Forums

Issue with selenium WebDriverWait

Hello,

I am using selenium to scrape data from a webpage that uses AJAX. I have no problem running the code on my computer and have tried to fix it for pythonanywhere.

 1
 2
 3
 4
 5
 6
 7
 8
 9
10
11
12
13
14
15
16
17
18
19
20
21
22
23
24
25
26
27
28
29
30
31
32
33
34
35
36
#!/usr/bin/python2.7
# -*- coding: utf-8 -*-
from selenium import webdriver
from bs4 import BeautifulSoup

from selenium.webdriver.common.by import By
from selenium.webdriver.support.ui import WebDriverWait
from selenium.webdriver.support import expected_conditions as EC
import time


from pyvirtualdisplay import Display
display = Display(visible=0, size=(800, 600))
display.start()

for retry in range(3):
    try:
        driver = webdriver.Firefox()
        break
    except:
        time.sleep(3)

driver.get("http://games.espn.com/tournament-challenge-bracket/2018/en/group?groupID=657052")

try:
    element = WebDriverWait(driver, 10).until(
        EC.visibility_of_element_located((By.XPATH,'//*[@id="groupTableWrapper"]'))
        )
    html = driver.page_source
    soup = BeautifulSoup(html,'html.parser')

except:
    print 'Did not load'
finally:
    driver.quit()
    display.stop()

When I run this code with the "except: print did not load" removed, I get the following error (the line numbers may be off):

Traceback (most recent call last):File "/home/colmena14/scrapeDyn2018.py", line 33, in <module>
    EC.visibility_of_element_located((By.XPATH,'//*[@id="groupTableWrapper"]'))
  File "/usr/local/lib/python2.7/dist-packages/selenium/webdriver/support/wait.py", line 80, in until
    raise TimeoutException(message, screen, stacktrace)
selenium.common.exceptions.TimeoutException: Message: 
Stacktrace:

at FirefoxDriver.findElementInternal_ (file:///tmp/tmpv8Ek7_/extensions/fxdriver@googlecode.com/components/driver-component.js:10770)
at FirefoxDriver.findElement (file:///tmp/tmpv8Ek7_/extensions/fxdriver@googlecode.com/components/driver-component.js:10779)
at DelayedCommand.executeInternal_/h (file:///tmp/tmpv8Ek7_/extensions/fxdriver@googlecode.com/components/command-processor.js:12661)
at DelayedCommand.executeInternal_ (file:///tmp/tmpv8Ek7_/extensions/fxdriver@googlecode.com/components/command-processor.js:12666)
at DelayedCommand.execute/< (file:///tmp/tmpv8Ek7_/extensions/fxdriver@googlecode.com/components/command-processor.js:12608)

I've tried increasing the wait time to 60 seconds, but it still did not load.

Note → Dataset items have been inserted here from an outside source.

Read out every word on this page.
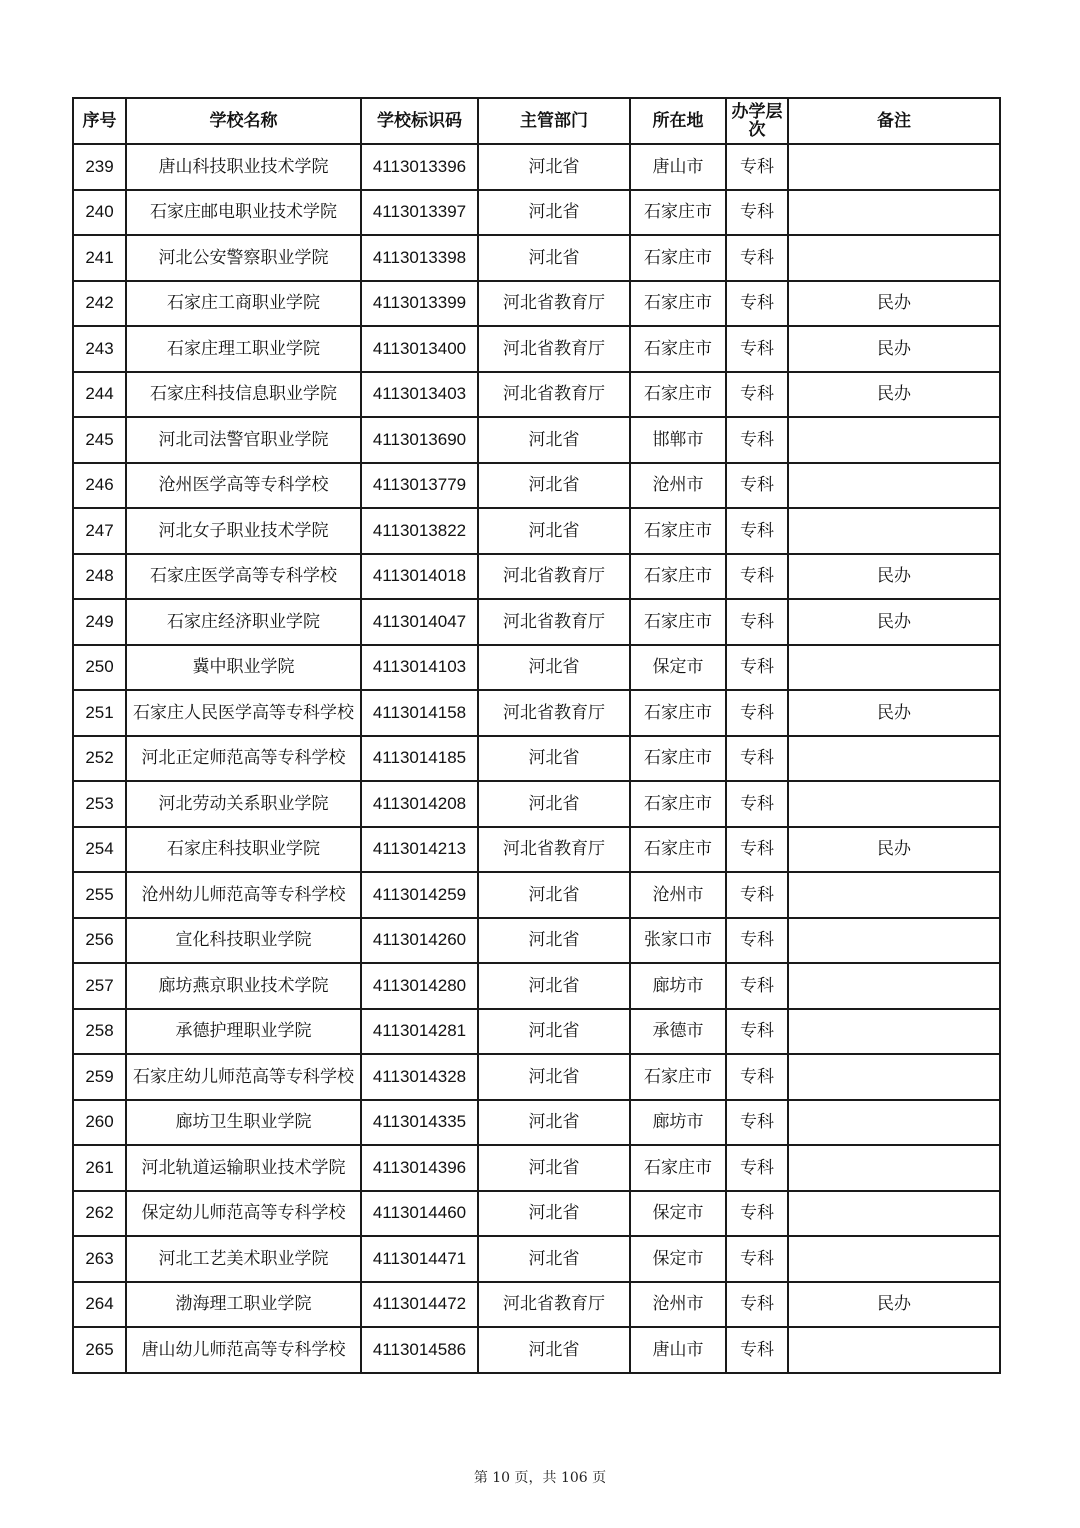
序号	学校名称	学校标识码	主管部门	所在地	办学层次	备注
239	唐山科技职业技术学院	4113013396	河北省	唐山市	专科	
240	石家庄邮电职业技术学院	4113013397	河北省	石家庄市	专科	
241	河北公安警察职业学院	4113013398	河北省	石家庄市	专科	
242	石家庄工商职业学院	4113013399	河北省教育厅	石家庄市	专科	民办
243	石家庄理工职业学院	4113013400	河北省教育厅	石家庄市	专科	民办
244	石家庄科技信息职业学院	4113013403	河北省教育厅	石家庄市	专科	民办
245	河北司法警官职业学院	4113013690	河北省	邯郸市	专科	
246	沧州医学高等专科学校	4113013779	河北省	沧州市	专科	
247	河北女子职业技术学院	4113013822	河北省	石家庄市	专科	
248	石家庄医学高等专科学校	4113014018	河北省教育厅	石家庄市	专科	民办
249	石家庄经济职业学院	4113014047	河北省教育厅	石家庄市	专科	民办
250	冀中职业学院	4113014103	河北省	保定市	专科	
251	石家庄人民医学高等专科学校	4113014158	河北省教育厅	石家庄市	专科	民办
252	河北正定师范高等专科学校	4113014185	河北省	石家庄市	专科	
253	河北劳动关系职业学院	4113014208	河北省	石家庄市	专科	
254	石家庄科技职业学院	4113014213	河北省教育厅	石家庄市	专科	民办
255	沧州幼儿师范高等专科学校	4113014259	河北省	沧州市	专科	
256	宣化科技职业学院	4113014260	河北省	张家口市	专科	
257	廊坊燕京职业技术学院	4113014280	河北省	廊坊市	专科	
258	承德护理职业学院	4113014281	河北省	承德市	专科	
259	石家庄幼儿师范高等专科学校	4113014328	河北省	石家庄市	专科	
260	廊坊卫生职业学院	4113014335	河北省	廊坊市	专科	
261	河北轨道运输职业技术学院	4113014396	河北省	石家庄市	专科	
262	保定幼儿师范高等专科学校	4113014460	河北省	保定市	专科	
263	河北工艺美术职业学院	4113014471	河北省	保定市	专科	
264	渤海理工职业学院	4113014472	河北省教育厅	沧州市	专科	民办
265	唐山幼儿师范高等专科学校	4113014586	河北省	唐山市	专科	
第 10 页，共 106 页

I was unable to find any similar errors in the forums. Could someone tell me what is going wrong? Is it I simply need to wait longer?

Thanks!

Actually look at what you're getting back. It's probably this: http://help.pythonanywhere.com/pages/403ForbiddenError/

I guess I would have expected the error to trace back to the "get URL" command.

I saw that ".games.espn.go.com" is whitelisted and was unsure if that would include ".games.espn.com". ESPN clearly has an API for their websites but recently made it private. I'm assuming that means ".games.espn.com" cannot be added to the whitelist?

Thanks for your help!

ESPN API info: http://www.espn.com/static/apis/devcenter/blog/read/publicretirement.html

Yup. That does look like ESPN have closed their API down, so I guess the whitelist entry is a little pointless.